Posted: June 21, 2004 at 1:00 am, Last Updated: November 30, -0001 at 12:00 am
George Mason Statue Symbolizes the Man and the University
By Robin Herron
Photo by Judith Desplechin
The center of George Mason’s Fairfax Campus is literally and figuratively the seven-and-a-half-foot bronze statue of George Mason that stands at the foot of the pedestrian plaza running between Robinson Hall and the Johnson Center.
Only eight years old, the statue has quickly filled a multitude of roles. It’s a landmark to help visitors get their bearings, the perfect monument for graduates to pose with in their caps and gowns, a welcoming entrée to a community of scholars, and a mannequin for promoting campus events. Images of the statue are used in university publications, on the university web site, and in displays and videos used for student recruitment. It’s a tangible figure that helps represent the abstract concept of George Mason University.
The impetus for commissioning the statue came from Mason students, and the artist was selected through a campuswide vote. Major funding was provided by the George Mason Fund for the Arts, through the work of the Arts Gala Committee. Additional funding was provided by the Virginia Daughters of the American Revolution, students, and other friends of the university. Both the statue and the George W. Johnson Center were dedicated on April 12, 1996.
The statue shows George Mason presenting his first draft of the Virginia Declaration of Rights, which was the basis for the later U.S. Constitution’s Bill of Rights. Beside him is a model of a writing table that is still in the study at Gunston Hall, Mason’s Virginia estate. The books on the table—volumes of Hume, Locke, and Rousseau—represent influences in his thought.
Although “George” has his serious side, he’s not without a sense of humor, either. He’s been known to sport a diaper for Week of the Young Child, to grasp a bouquet of green-and-gold balloons on First Fridays, and to wear a sandwich board touting Greek Life during rush week. University Life has responsibility for seeing that George’s various decorations are not harmful to his health—paint, adhesives, and glue can damage the bronze surface. As a result, campus groups wanting to use the statue to publicize their events must get approval from that office.
One of the statue’s many incarnations:
“George, the Evolved Male”
Photo by Evan Cantwell
Wendy M. Ross, a Bethesda, Md.-based artist, created the statue. She is well-known for her bronze portraits, including those of Justice William O. Douglas for the Supreme Court of the United States, a full-length statue of Rep. Phillip Burton that overlooks the Golden Gate Bridge in San Francisco, a bust of Sen. Henry Jackson for the U.S. Senate, and a bust of former Gannett Chairman and CEO Allen Neuharth, which graces Gannett headquarters.
The statue of George Mason on the Fairfax Campus preceded Ross’ statue of Mason on the National Mall in Washington, D.C. One-third larger than life, that statue, also in bronze, depicts Mason seated on a stone bench beneath an arbor with his books, the same volumes that the university’s statue features.
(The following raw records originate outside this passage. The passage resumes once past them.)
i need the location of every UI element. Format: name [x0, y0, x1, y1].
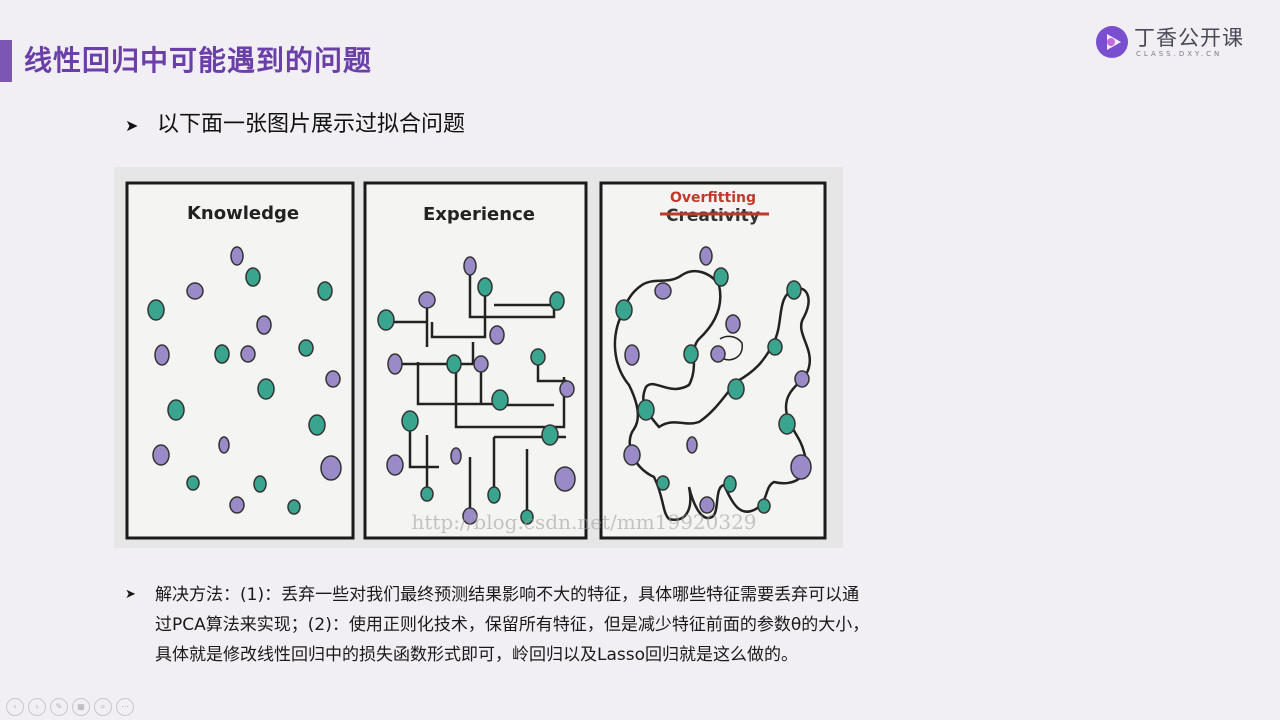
panel-knowledge-label: Knowledge	[187, 203, 299, 224]
slides-icon[interactable]: ▦	[72, 698, 90, 716]
knowledge-dots	[147, 246, 342, 515]
experience-dots	[377, 256, 576, 525]
slideshow-toolbar: ‹ › ✎ ▦ ⌕ ⋯	[6, 698, 134, 716]
prev-icon[interactable]: ‹	[6, 698, 24, 716]
arrow-bullet-icon: ➤	[125, 116, 139, 135]
csdn-watermark: http://blog.csdn.net/mm19920329	[411, 510, 756, 534]
bullet1-text: 以下面一张图片展示过拟合问题	[157, 112, 466, 137]
logo-play-icon	[1096, 26, 1128, 58]
overfit-cat-curve	[613, 269, 812, 522]
overfitting-illustration: Knowledge Experience	[114, 167, 843, 548]
logo-subtitle: CLASS.DXY.CN	[1136, 50, 1223, 58]
title-accent-bar	[0, 40, 12, 82]
solution-line-1: 解决方法：(1)：丢弃一些对我们最终预测结果影响不大的特征，具体哪些特征需要丢弃…	[155, 585, 860, 605]
panel-creativity-struck-label: Creativity	[666, 206, 760, 226]
bullet-solutions: ➤ 解决方法：(1)：丢弃一些对我们最终预测结果影响不大的特征，具体哪些特征需要…	[125, 580, 1045, 670]
slide-title: 线性回归中可能遇到的问题	[24, 44, 373, 77]
logo-name: 丁香公开课	[1134, 26, 1244, 50]
more-icon[interactable]: ⋯	[116, 698, 134, 716]
solution-line-2: 过PCA算法来实现；(2)：使用正则化技术，保留所有特征，但是减少特征前面的参数…	[155, 615, 870, 635]
logo: 丁香公开课 CLASS.DXY.CN	[1092, 22, 1262, 64]
arrow-bullet-icon: ➤	[125, 587, 136, 602]
panel-experience-label: Experience	[423, 204, 535, 225]
overfitting-dots	[615, 246, 812, 514]
solution-line-3: 具体就是修改线性回归中的损失函数形式即可，岭回归以及Lasso回归就是这么做的。	[155, 645, 799, 665]
next-icon[interactable]: ›	[28, 698, 46, 716]
pen-icon[interactable]: ✎	[50, 698, 68, 716]
zoom-icon[interactable]: ⌕	[94, 698, 112, 716]
panel-overfitting-label: Overfitting	[670, 190, 756, 206]
bullet-overfitting-intro: ➤ 以下面一张图片展示过拟合问题	[125, 106, 465, 138]
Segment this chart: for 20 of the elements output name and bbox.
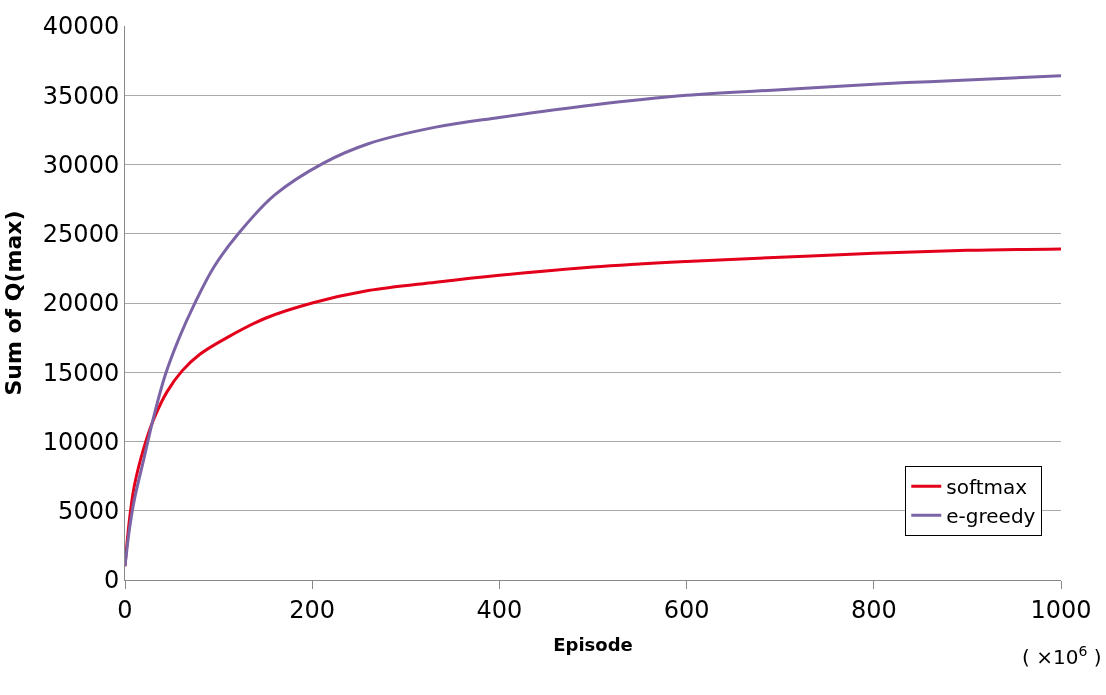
y-tick-label: 20000 [42,289,120,318]
y-tick-label: 0 [103,566,120,595]
y-tick-label: 35000 [42,81,120,110]
x-tick-label: 400 [476,595,523,624]
y-axis-title: Sum of Q(max) [0,210,26,396]
y-tick-label: 30000 [42,150,120,179]
y-tick-label: 10000 [42,427,120,456]
y-tick-label: 15000 [42,358,120,387]
y-tick-label: 25000 [42,220,120,249]
x-tick-label: 800 [850,595,897,624]
legend-label: softmax [946,474,1028,499]
legend-label: e-greedy [946,503,1036,528]
y-tick-label: 5000 [58,497,120,526]
line-series [125,74,1061,568]
x-axis-title: Episode [553,633,633,655]
x-tick-label: 600 [663,595,710,624]
x-tick-label: 200 [289,595,336,624]
y-tick-label: 40000 [42,12,120,41]
text: ( ×10$^{6}$ ) [1022,643,1102,670]
x-tick-label: 1000 [1030,595,1092,624]
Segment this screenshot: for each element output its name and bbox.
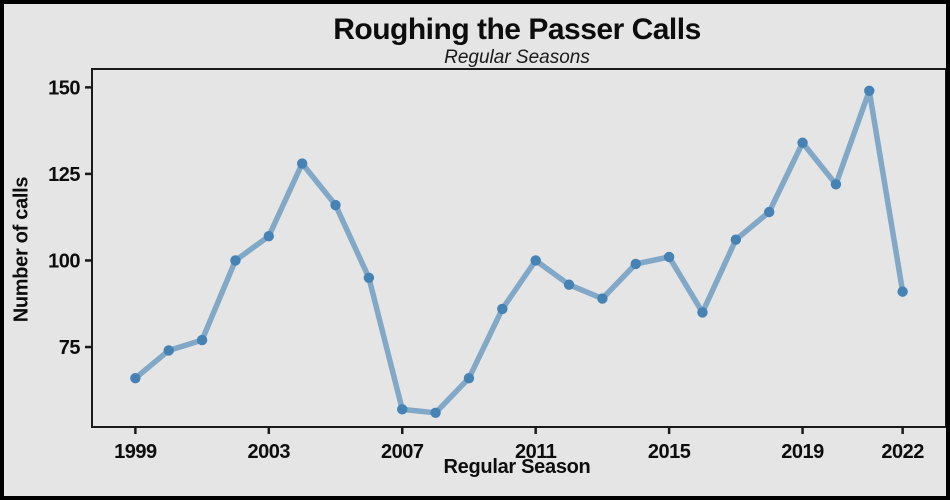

Unveiled in 2002, the monument was the first on the National Mall dedicated to an individual who did not serve as president, and was the product of a bipartisan effort begun in Congress in 1989 to erect a national memorial to the patriot. The Board of Regents of Gunston Hall directed the project, and the National Society of the Colonial Dames of America cosponsored it. J. Carter Brown, former director of the National Gallery of Art and chairman of the commission that approved the Mall’s memorial, said it was “one of the best pieces of public art” he had reviewed in his 30 years as chairman.
The George Mason statue on the National Mall
Surprisingly, Ross has also produced an extensive body of abstract steel sculpture, which is in many public and private collections. The pieces include a horizontal 100-foot welded steel work facing Boston Harbor at the Boston World Trade Center. It was also completed in 2002.
In an interview in Sculpture magazine that year, Ross commented, “I don’t view my approach to portraiture as inherently foreign to my other work. While a dual practice may be uncommon, I feel that it has helped to hone my perceptual skills, loosened up the joints of my psyche, and grounded my development in two distinct yet related communities. In creating a portrait, I am committed to capturing and conveying the energy that characterizes a particular individual. Portraiture is an abstraction of an entire life—a ‘biography’ that can be condensed into a single gesture or attitude.”
An internationally recognized artist, Ross studied at the University of Wisconsin and the San Francisco Art Institute. She received her MFA from the Rhode Island School of Design in 1973.